Here, though, we have photonic glass: where you relax the particles a little bit, you don’t jam pack them all together. And this means you don’t have iridessence: the color is the same from all angles. That’s critical for this camouflage function.

I have an even more basic question now, which is: what is glass? I always thought glass was made of sand. Are these disco eye-crystals made of sand?

Palmer: Glass is a much wider thing than just sand. It’s a phase like liquid, solid, gas. The material the Keshet found and characterized is an organic molecule.

Shavit: It’s two rings of carbon with a little bit of nitrogen and hydrogen and oxygen and it has a really high reflective index.

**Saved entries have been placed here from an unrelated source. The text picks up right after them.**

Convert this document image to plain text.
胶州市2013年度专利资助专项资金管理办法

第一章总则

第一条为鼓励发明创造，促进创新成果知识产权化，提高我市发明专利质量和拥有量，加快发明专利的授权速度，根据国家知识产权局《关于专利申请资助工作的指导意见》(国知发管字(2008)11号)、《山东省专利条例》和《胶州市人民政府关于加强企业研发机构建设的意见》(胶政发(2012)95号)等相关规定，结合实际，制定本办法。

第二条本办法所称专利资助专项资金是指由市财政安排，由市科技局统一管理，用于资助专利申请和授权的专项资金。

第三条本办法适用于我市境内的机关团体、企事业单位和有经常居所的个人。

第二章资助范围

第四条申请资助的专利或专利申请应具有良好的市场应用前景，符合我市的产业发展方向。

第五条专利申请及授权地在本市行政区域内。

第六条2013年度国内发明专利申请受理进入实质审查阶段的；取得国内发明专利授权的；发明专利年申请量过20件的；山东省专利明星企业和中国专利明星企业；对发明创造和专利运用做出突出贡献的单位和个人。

If we humans want to become invisible—obviously the frog’s strategy of pooling their blood is obviously not going to work for us. Is this our breakthrough? We cover ourselves in layers of tiny disco balls?

Palmer: No.

No?

Palmer: We published a paper a few years ago about scallops and everyone was like, ‘Can we make our eyes like the scallop eyes?’ My opinion is that we’re doing OK. I think the applications are not based on invisibility, but on the other properties of these particles.

Haataja: I’m sure it will have important implications for the development of new systems. If you create miniature cameras, for example, it’s important to understand how you can maximize efficiency.

Keshet, is there an application you’re excited to think about?

Shavit: Nail polish! You wouldn’t need a thick layer of paint, you’d just need a really thin layer of these nano disco balls and it would be a consistent color.